The U.S. dollar fell significantly overnight against the majority of its counterparts, pulling back from recent highs as global equity markets rebounded. Indeed, European equities and U.S. stock futures both rose over 2.5% overnight. The dollar retreated from an 8-week high versus the Euro on speculation European leaders are taking additional steps to stem the region’s debt crisis. The greenback lost the most versus the New Zealand dollar after Prime Minister John Key was re-elected with his party’s biggest majority in 60 years. The large majority likely strengthens Key’s ability to balance the budget. Later this morning, the economic docket is expected to show that new home sales expanded at 0.6% in October, down from 5.7% the month prior. Tomorrow sees the release of S&P Case Shiller Home price index and consumer confidence, followed by ADP private employment data and pending home sales on Wednesday. Weekly jobless claims, construction spending and ISM manufacturing data is expected on Thursday, while Non-farm payrolls and the unemployment rate will round out the week on Friday.
The Euro pulled back from recent lows versus the U.S. dollar after German Finance Minister Wolfgang Schaeuble urged fast-track treaty changes to tighten budget discipline and a newspaper reported that German Chancellor Angela Merkel and French President Nicolas Sarkozy are planning a stability pact to counter the crisis. A treaty change is necessary to give veto power over member-state budgets to the European Union Commission, Germany’s Schaeuble said in an interview yesterday. “We can do that quickly and this will send an important signal to markets that the euro is and remains a stable currency,” he said. Merkel and Sarkozy may start a coalition of euro-zone members that would commit to greater fiscal discipline without waiting to change EU treaties, Germany’s Welt newspaper reported, without saying where it got the information. The Euro stayed higher after a report showed consumer confidence in Germany will rise in December. The index from GfK SE will advance to 5.6 from 5.4 in November, the market research company said.

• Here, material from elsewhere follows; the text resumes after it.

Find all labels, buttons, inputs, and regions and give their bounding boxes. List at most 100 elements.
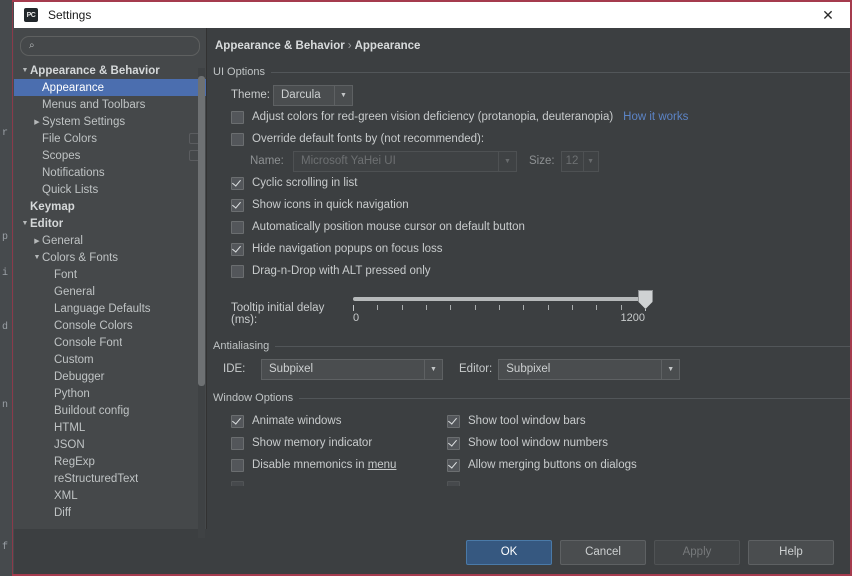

The Japanese yen was largely unchanged against the U.S. dollar overnight. However, Bank of Japan Governor Masaaki Shirakawa signaled the central bank’s preparedness to bolster stimulus should Europe’s deepening sovereign-debt crisis pose a larger risk to Japan’s economy and financial markets. It is the third time in as many weeks that the governor has spoken about the threat Europe’s debt woes pose on an economy that is still recovering from a record March earthquake.
The British pound gained against the U.S. dollar as the greenback remained under pressure against all of its higher-yielding counterparts. However, the sterling weakened against some of is peers after data showed U.K. house prices dropped last month and the British Chambers of Commerce cut its economic growth forecasts. The average cost of a home fell 0.2% from October and was down 2.3% from a year earlier, Hometrack reported today. The British Chamber of Commerce said today gross domestic product will increase 0.9% this year, 0.8% in 2012 and 1.8% in 2013, compared with previous forecast of 1.1%, 2.1% and 2.5% respectively.